Spinnenbisse: Der Biss einer Braunen Witwenspinne ist im Vergleich zu dem einer Schwarzen Witwe gering. Obwohl eine häufig zitierte Studie zeigt, dass das Gift der Braunen Witwenspinnen tropfenweise genauso giftig ist wie andere Witwenarten, ist die Gifttoxizität nur ein Aspekt, wenn man das Bisspotenzial einer Spinne betrachtet. Eine afrikanische Studie mit 15 bestätigten Bissen zeigte, dass die Opfer von Braunen Witwenspinnen keine der klassischen Symptome des Latrodektismus zeigten, einer Reaktion, die durch Neurotoxine im Gift der Spinnen der Gattung ausgelöst wird Latrodectus (z. B. braune Witwen, schwarze Witwen [L. mactans], australische Redbacks [L. hasselti], Europäische Schwarze Witwe [L. tredecimguttatus] und Neuseelands Katipo-Spinne [L. katipo]). Der Grund für die schwächere Wirkung von Braunen Witwenbissen auf den Menschen liegt möglicherweise darin, dass die Braune Witwe nicht so viel Gift hat oder injizieren kann wie ihre größeren Verwandten. Die beiden Hauptsymptome eines braunen Witwenbisses waren, dass der Biss weh tat, wenn er zugefügt wurde und eine rote Markierung hinterließ. Diese beiden Symptome unterscheiden sich nicht wesentlich vom Biss normaler Haushaltsspinnen. Es gibt jedoch einen aktuellen Bericht über einen bestätigten Biss der Braunen Witwe, der sich in schwerwiegenderen Symptomen manifestierte, die eine Krankenhauseinweisung des Opfers erforderlich machten.

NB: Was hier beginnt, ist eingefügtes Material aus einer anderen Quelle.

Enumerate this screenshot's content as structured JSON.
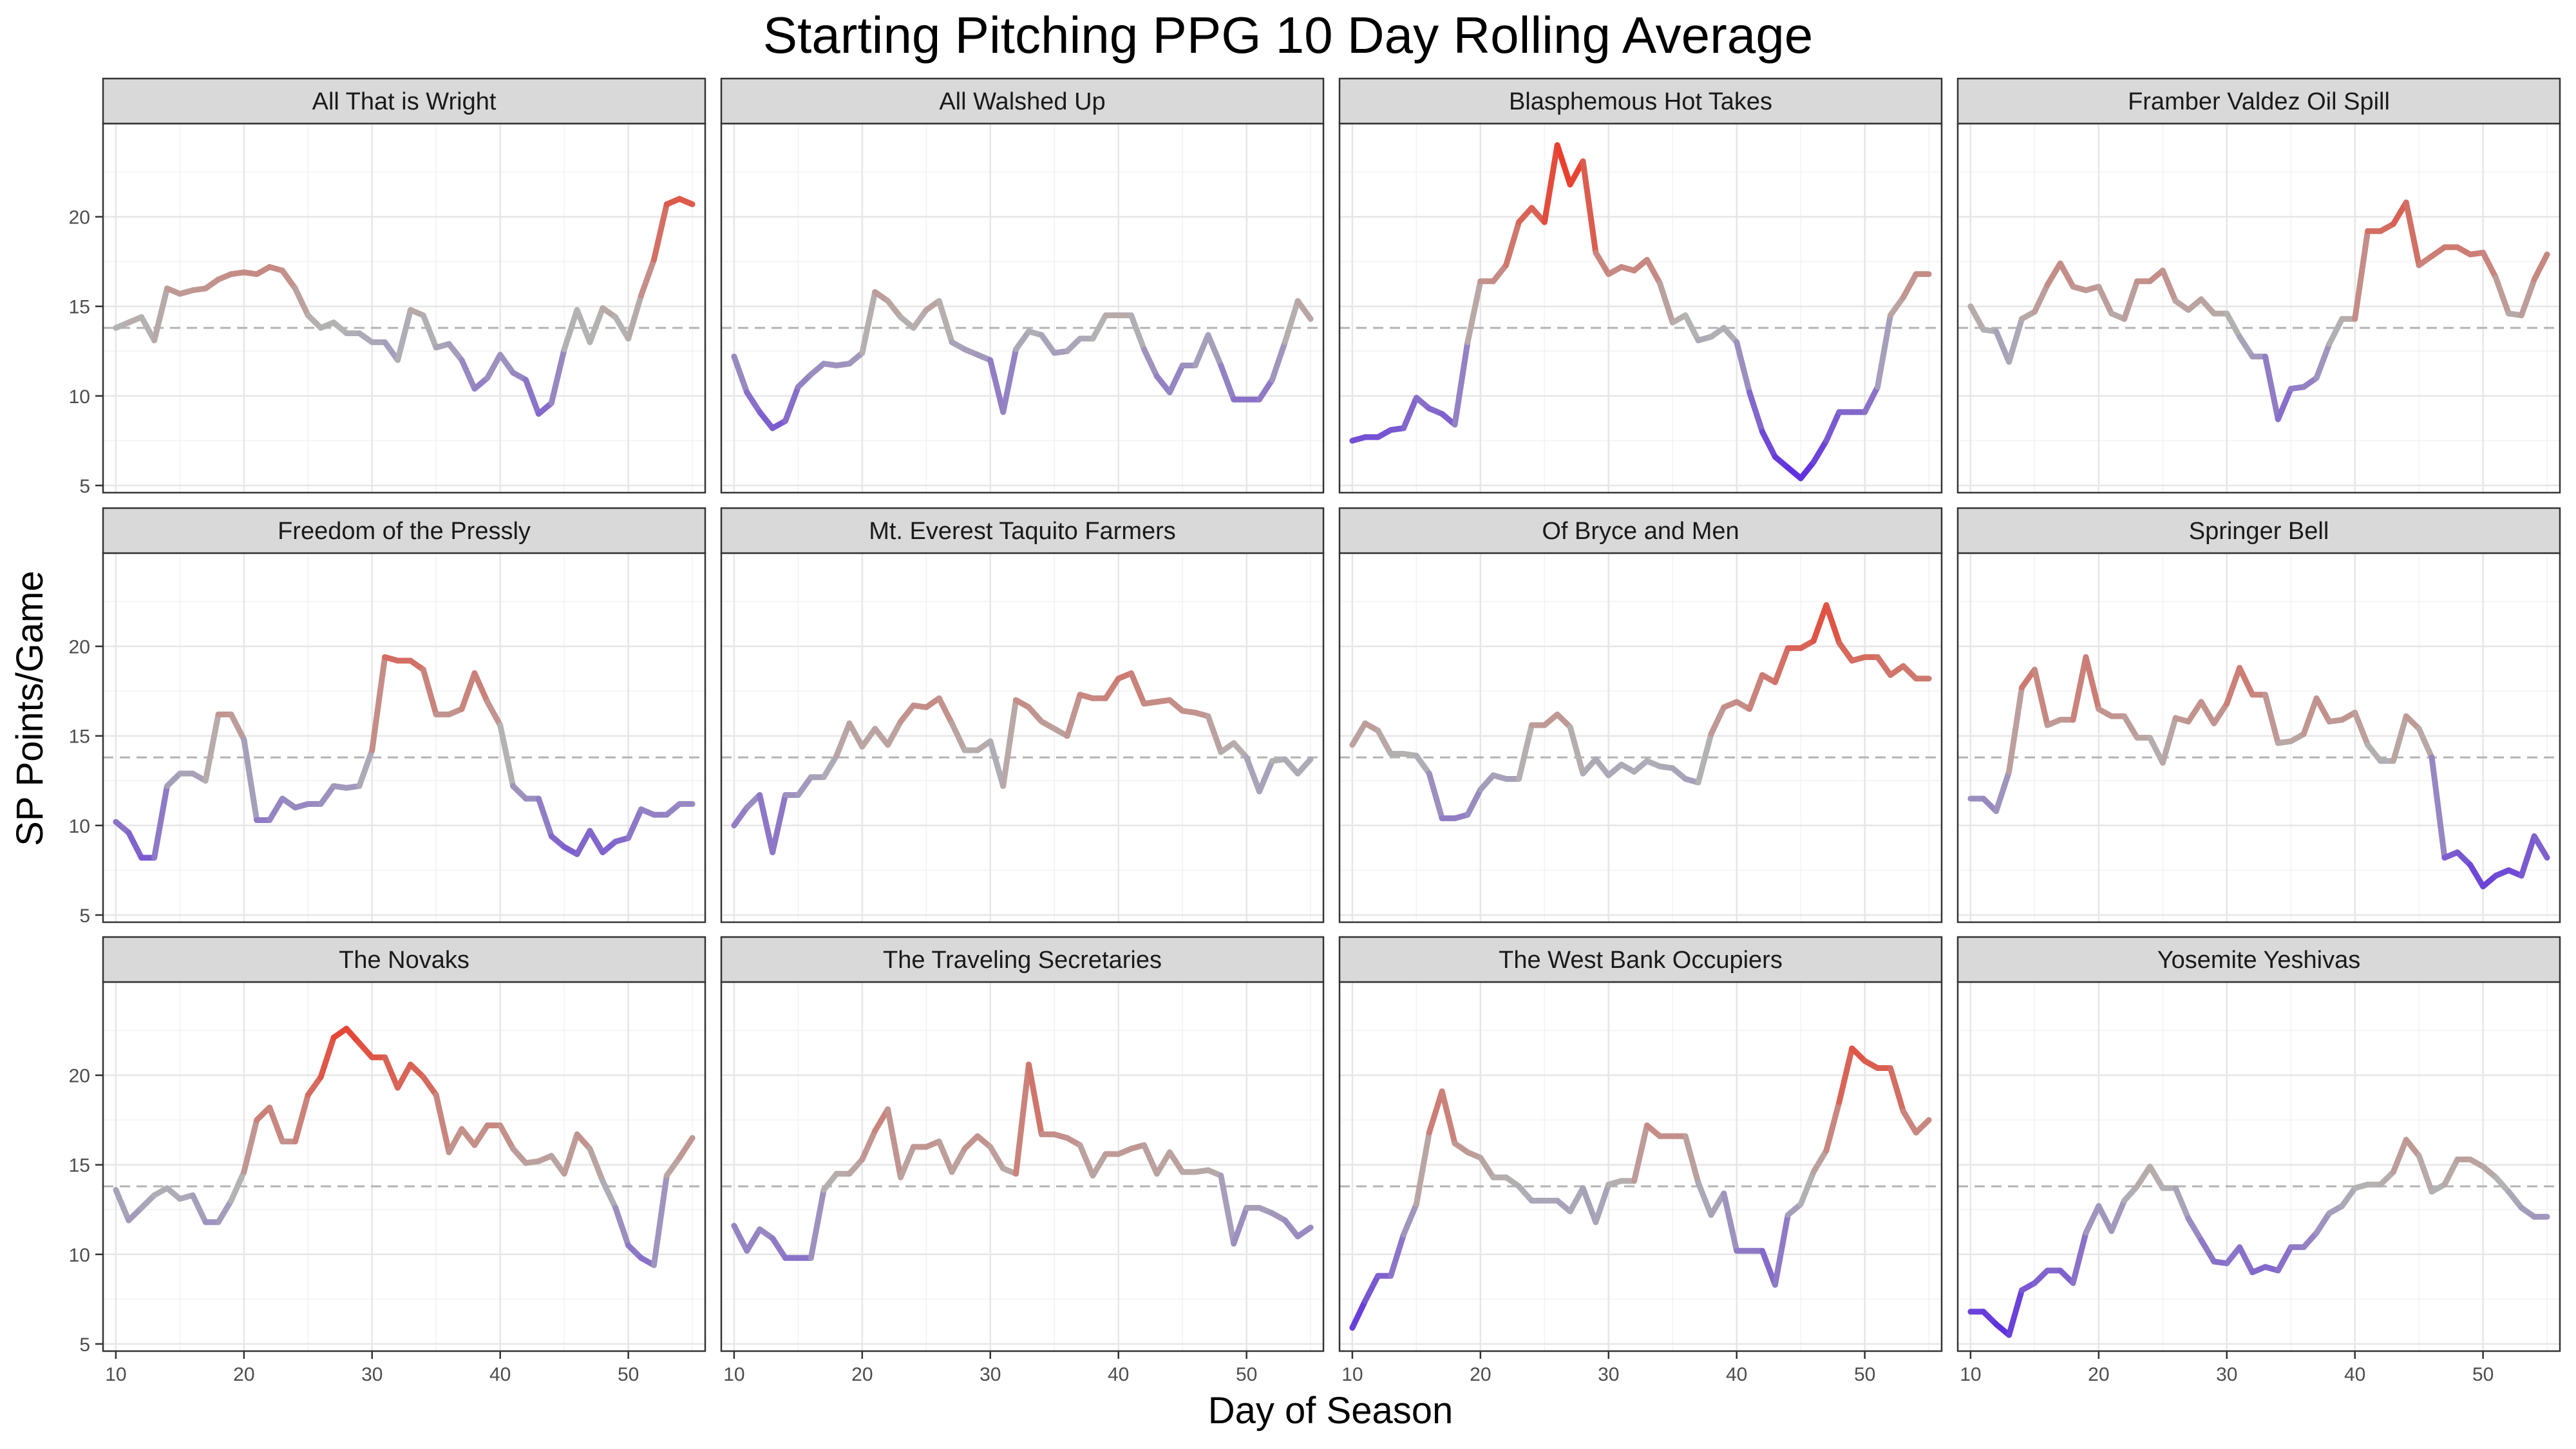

Braune Witwen scheinen dieselbe Nische wie Schwarze Witwen zu besetzen, daher kann es zu einer Verschiebung in der Artenzusammensetzung kommen. In Anbetracht der Tatsache, dass die Braune Witwe weniger gefährlich ist und möglicherweise die einheimische westliche Schwarze Witwe aus Lebensräumen verdrängt, ist es denkbar, dass das Risiko schwerer Verletzungen durch einen Spinnenbiss insgesamt in Südkalifornien sinkt, wenn sich die Braune Witwe ausbreitet.


Warum sind invasive Arten gefährlich für die Umwelt? sie verschmutzen die Umwelt. sie sind gefräßige Raubtiere. sie bedrohen die biologische Vielfalt. sie sind nicht erneuerbar.

Invasive Arten (Arten mit Tendenz zur Ausbreitung) sind umweltgefährdend und können die Biodiversität bedrohen. Arten, die Krankheiten übertragen, die weiter mutieren und die Gesundheit anderer Arten in einer Umwelt beeinträchtigen können, könnten die Biodiversität bedrohen.

C) Sie bedrohen die Biodiversität

DIE ANTWORT IST, SIE BEDROHNEN DIE BIOLOGISCHE VIELFALT

Sie bedrohen die Artenvielfalt.

Das Einbringen einer Art, die nicht in der Umwelt heimisch ist, kann viele Probleme verursachen, da die meisten Tiere diese Art nicht fressen und normalerweise besser überleben als andere Arten.

- zum Beispiel ist die Zigeunermotte eine invasive Art. Motten fressen Bäume und wenn kein Tier sie frisst, bedrohen sie nicht nur den Baum, sondern auch uns Menschen, denen die Bäume Sauerstoff liefern.